Cerisy Gailly

The Site of No. 13 Casualty Clearing Station at Gailly Today.

The Site of No. 13 Casualty Clearing Station at Gailly Today.

To facilitate the rapid evacuation of seriously wounded patients, a railway line ran from the camp to Cerisy and thence to Lamotte-Warfusee, where it could connect with the main French railway system.

The far edge of the field shown in the upper photograph marks the original site of the railway siding into which hospital trains would be shunted.

The Site of No. 13 Casualty Clearing Station at Gailly Today.

The Site of No. 13 Casualty Clearing Station at Gailly Today.

Wilfred Owen was sent here in March and again in May 1917.

The German fighting retreat eastwards to the Hindenburg Line began at Serre on 24th February 1917. In some cases the distances to be travelled to the new front line were almost 40 miles. Consequently there was a need for the Casualty Clearing Stations to move forward with the advancing British troops. No.13 CCS was one of those involved.
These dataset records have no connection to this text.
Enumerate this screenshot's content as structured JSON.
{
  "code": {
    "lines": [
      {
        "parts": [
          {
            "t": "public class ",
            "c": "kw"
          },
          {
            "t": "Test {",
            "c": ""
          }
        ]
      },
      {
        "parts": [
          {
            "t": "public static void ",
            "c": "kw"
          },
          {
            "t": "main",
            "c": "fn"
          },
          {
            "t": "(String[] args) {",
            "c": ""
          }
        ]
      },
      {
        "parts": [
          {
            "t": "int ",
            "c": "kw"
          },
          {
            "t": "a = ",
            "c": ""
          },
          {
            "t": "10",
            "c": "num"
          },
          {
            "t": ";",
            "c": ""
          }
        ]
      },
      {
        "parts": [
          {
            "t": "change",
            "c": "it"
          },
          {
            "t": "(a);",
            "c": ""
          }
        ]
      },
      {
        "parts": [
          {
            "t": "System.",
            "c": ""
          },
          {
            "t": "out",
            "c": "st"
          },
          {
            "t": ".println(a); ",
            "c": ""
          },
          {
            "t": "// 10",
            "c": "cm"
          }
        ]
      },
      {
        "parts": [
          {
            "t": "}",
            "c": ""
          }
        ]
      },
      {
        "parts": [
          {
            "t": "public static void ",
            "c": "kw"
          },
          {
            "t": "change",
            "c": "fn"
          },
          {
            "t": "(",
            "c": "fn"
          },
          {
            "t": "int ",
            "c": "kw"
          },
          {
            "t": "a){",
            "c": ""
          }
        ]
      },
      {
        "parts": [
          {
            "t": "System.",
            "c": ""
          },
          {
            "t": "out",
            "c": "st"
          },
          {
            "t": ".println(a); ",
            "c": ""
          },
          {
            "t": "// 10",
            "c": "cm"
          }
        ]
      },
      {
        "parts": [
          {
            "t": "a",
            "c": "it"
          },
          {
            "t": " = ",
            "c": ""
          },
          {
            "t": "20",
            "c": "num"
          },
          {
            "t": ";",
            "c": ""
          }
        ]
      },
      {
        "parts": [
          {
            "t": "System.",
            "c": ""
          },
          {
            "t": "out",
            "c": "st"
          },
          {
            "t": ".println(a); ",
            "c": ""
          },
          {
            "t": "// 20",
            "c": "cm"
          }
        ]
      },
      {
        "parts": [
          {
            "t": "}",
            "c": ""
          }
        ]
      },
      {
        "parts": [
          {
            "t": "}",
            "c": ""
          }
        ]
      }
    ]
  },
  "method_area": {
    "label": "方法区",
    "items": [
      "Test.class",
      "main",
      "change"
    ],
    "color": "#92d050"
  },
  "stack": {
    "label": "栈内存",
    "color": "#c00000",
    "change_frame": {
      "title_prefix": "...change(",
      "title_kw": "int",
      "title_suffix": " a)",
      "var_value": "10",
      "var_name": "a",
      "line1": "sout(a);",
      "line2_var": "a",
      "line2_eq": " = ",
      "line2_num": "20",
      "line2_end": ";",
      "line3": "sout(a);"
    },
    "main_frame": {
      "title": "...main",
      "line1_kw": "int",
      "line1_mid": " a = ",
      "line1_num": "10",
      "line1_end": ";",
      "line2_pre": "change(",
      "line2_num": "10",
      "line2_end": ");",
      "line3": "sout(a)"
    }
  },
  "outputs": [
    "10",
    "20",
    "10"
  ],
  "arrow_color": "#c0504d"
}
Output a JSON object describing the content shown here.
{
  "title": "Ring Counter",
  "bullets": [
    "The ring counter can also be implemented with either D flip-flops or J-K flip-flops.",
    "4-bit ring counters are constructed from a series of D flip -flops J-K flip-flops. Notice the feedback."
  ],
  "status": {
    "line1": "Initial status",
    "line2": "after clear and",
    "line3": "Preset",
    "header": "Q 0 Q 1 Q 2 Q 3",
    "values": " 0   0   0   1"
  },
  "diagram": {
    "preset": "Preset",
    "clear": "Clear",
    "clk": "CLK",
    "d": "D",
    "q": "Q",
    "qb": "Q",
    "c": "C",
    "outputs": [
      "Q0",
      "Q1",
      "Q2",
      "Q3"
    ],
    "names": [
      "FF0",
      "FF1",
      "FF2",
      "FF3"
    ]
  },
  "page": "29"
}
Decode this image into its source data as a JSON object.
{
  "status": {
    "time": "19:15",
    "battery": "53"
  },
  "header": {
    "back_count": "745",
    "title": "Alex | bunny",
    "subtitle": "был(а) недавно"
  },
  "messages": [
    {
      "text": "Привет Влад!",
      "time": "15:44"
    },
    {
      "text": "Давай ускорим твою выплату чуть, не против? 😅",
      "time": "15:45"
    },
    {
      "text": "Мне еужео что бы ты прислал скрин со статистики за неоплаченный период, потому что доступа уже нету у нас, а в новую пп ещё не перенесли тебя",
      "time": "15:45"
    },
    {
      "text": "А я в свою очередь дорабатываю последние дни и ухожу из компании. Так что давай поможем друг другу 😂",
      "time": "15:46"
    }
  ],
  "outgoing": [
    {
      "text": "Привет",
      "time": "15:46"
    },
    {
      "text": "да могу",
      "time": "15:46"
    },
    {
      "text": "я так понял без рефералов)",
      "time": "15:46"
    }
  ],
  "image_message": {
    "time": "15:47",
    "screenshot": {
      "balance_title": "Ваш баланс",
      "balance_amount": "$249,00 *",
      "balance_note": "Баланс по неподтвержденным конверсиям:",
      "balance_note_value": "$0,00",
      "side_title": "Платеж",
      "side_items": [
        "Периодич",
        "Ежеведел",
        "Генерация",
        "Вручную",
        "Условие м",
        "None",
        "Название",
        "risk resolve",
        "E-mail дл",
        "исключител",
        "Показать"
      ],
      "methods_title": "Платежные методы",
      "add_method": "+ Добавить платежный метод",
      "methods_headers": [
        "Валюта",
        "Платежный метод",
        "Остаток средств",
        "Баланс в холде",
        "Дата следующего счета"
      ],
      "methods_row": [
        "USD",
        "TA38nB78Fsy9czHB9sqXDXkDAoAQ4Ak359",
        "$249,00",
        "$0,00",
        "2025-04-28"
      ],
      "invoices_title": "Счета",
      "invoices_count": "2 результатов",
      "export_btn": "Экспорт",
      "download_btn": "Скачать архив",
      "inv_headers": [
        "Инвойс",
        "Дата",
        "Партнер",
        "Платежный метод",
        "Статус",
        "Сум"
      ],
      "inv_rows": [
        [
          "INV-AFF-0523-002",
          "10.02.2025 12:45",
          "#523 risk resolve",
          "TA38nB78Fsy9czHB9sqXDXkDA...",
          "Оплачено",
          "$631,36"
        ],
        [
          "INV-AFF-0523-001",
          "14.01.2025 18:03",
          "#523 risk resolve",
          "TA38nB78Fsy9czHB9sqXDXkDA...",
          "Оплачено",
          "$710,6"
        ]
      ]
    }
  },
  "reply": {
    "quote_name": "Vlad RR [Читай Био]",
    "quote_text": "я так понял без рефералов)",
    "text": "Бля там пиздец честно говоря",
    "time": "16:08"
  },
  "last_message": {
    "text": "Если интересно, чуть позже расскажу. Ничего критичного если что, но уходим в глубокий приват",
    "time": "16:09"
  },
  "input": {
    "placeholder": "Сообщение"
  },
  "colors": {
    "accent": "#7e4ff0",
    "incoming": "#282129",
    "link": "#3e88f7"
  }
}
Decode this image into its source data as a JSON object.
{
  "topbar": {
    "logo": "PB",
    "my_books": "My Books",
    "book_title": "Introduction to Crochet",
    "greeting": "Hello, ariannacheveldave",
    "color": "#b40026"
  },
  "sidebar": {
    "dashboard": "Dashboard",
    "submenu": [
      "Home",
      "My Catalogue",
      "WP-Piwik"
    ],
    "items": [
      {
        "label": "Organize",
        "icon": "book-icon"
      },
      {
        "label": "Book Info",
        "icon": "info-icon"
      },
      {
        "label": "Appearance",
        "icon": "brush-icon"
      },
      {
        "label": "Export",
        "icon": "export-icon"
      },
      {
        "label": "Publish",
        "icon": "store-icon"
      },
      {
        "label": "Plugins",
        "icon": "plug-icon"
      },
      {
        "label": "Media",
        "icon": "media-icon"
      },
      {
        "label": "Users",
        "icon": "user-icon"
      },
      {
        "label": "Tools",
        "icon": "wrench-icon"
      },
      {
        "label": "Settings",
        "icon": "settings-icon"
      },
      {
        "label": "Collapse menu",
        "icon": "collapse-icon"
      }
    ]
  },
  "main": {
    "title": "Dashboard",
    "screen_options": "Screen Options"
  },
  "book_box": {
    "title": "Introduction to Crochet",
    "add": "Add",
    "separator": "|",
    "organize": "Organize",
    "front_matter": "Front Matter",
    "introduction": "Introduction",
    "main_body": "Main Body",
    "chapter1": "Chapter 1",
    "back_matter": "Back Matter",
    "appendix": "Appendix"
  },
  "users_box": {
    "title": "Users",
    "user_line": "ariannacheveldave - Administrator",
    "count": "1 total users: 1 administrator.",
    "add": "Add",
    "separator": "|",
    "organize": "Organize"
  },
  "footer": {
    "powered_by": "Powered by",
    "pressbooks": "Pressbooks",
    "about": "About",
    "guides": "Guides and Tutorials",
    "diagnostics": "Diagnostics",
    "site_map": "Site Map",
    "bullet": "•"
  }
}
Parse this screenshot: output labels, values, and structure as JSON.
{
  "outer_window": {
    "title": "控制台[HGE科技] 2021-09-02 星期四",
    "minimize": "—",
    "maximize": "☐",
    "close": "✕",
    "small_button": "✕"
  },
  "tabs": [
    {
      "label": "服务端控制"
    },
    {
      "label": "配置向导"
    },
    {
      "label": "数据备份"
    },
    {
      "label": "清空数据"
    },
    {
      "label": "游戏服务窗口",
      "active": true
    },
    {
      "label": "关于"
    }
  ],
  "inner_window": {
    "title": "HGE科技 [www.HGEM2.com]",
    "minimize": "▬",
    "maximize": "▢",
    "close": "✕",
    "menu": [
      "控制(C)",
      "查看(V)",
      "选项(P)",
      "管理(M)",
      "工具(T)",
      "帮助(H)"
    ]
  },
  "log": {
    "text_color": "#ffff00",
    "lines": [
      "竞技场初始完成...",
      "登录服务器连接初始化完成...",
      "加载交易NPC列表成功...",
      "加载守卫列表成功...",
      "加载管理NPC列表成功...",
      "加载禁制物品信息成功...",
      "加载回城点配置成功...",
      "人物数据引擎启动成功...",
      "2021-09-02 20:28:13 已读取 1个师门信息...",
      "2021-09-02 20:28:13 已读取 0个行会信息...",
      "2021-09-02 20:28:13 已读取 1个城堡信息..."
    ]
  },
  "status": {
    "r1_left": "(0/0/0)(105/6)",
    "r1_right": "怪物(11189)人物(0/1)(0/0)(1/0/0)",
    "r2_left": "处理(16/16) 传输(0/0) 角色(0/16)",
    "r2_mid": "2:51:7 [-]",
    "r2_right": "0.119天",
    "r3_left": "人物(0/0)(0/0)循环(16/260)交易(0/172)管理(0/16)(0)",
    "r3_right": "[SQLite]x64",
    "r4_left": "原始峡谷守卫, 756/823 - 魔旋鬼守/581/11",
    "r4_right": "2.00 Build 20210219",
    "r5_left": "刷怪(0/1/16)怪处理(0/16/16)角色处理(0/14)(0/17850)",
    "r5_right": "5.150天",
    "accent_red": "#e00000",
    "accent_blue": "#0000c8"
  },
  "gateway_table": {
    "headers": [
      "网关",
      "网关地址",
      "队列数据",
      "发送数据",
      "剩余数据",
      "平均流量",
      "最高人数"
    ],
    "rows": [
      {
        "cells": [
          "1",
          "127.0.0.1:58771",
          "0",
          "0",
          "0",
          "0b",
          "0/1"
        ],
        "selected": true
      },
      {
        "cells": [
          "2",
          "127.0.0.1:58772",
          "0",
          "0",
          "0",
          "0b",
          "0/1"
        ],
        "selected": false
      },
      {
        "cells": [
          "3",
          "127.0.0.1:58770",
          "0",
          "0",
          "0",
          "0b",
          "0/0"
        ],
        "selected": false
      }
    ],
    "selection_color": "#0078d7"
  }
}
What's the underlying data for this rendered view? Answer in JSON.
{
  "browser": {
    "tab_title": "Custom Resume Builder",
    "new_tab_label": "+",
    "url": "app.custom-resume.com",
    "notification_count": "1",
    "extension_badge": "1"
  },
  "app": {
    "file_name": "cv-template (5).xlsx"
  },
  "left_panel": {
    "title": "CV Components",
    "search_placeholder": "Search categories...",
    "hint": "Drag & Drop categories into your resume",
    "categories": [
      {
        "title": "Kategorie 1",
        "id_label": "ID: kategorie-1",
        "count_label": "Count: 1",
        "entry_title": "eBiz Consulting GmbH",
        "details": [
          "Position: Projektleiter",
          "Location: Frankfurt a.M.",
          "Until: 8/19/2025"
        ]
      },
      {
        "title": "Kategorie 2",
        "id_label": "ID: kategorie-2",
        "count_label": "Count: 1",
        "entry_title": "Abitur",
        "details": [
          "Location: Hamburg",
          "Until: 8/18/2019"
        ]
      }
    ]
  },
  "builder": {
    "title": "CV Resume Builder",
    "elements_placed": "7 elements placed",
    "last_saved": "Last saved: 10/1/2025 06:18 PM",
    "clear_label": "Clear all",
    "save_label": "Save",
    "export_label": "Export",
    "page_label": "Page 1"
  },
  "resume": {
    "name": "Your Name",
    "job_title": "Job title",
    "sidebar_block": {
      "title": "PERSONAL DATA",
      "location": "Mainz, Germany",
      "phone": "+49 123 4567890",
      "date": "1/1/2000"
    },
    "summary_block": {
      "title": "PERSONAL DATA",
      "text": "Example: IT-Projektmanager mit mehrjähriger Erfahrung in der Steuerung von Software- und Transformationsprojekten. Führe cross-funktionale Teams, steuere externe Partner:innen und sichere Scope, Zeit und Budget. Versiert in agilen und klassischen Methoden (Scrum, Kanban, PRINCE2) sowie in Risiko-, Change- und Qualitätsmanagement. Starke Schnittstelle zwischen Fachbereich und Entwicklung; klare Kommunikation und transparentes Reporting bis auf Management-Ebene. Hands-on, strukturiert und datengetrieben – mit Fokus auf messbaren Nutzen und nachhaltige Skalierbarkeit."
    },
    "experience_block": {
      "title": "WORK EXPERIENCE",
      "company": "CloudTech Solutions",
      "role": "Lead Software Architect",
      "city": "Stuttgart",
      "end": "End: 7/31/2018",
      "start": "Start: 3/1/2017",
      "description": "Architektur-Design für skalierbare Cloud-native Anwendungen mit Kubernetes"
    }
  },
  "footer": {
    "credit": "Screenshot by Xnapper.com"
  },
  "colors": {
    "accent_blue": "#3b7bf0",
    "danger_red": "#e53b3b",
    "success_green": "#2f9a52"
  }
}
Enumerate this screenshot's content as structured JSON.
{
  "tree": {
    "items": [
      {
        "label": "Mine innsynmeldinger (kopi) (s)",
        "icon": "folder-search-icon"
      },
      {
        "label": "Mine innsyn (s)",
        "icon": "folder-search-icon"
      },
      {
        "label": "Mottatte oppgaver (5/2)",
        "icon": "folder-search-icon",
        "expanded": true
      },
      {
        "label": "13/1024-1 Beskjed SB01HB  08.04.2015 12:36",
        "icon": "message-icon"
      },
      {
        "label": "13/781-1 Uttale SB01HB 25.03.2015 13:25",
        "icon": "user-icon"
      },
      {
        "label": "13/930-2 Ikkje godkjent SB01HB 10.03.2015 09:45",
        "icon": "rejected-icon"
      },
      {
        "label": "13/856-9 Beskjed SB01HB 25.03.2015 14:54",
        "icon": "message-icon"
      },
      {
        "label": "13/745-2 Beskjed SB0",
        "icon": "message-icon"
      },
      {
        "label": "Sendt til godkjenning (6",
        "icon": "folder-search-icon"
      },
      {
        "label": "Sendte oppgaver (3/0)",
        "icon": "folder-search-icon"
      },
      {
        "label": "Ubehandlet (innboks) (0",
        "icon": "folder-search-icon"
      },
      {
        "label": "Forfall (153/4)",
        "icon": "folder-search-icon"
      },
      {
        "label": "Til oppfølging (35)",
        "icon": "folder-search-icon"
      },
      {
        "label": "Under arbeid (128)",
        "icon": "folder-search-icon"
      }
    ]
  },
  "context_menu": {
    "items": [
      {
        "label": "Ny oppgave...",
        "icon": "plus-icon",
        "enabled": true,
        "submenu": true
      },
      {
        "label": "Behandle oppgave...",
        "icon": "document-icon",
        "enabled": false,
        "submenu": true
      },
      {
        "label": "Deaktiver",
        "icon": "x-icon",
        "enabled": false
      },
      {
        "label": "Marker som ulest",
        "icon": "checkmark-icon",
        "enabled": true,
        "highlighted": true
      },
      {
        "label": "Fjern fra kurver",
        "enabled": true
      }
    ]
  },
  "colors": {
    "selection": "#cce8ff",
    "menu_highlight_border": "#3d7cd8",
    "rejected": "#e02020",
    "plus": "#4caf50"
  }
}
No. 21 CCS at Corbie had a number of "shell shock" and S.I.W.cases* being treated by a neurologist there -Captain W.Brown RAMC (T). With the departure of No.13 CCS, No 21 CCS was closed and some of the patients and medical staff transferred to the accommodation at Gailly where the unit was re-designated No.41 Stationary Hospital. Thus Wilfred Owen came under the care of a specialist in neurasthenia. The poem S.I.W. was started later in 1917 whilst Owen was at Craiglockhart War Hospital, Edinburgh, no doubt prompted by what he had learned of such cases whilst at Gailly.

*S.I.W.:- Self-Inflicted Wound. A serious and punishable offence in the British Army. Usually inflicted by firing a rifle at one’s foot or hand in an effort to create a wound of a type which would disallow future service at the front. Guilt was sometimes established by identifying the nationality of the "ball" ammunition found in the wound. ("Ball" was the lethal ammunition fired in rifles etc. in contrast to the non-lethal "blank" ammunition loaded in such weapons, say for ceremonial purposes. See Line 28 of the poem – "English ball"). A soldier with a similar type of wound which he had received in action, dreaded the battalion M.O. at the Regimental Aid Post erroneously assuming his wound to be self-inflicted with the inevitable military consequences when he arrived at the CCS for treatment.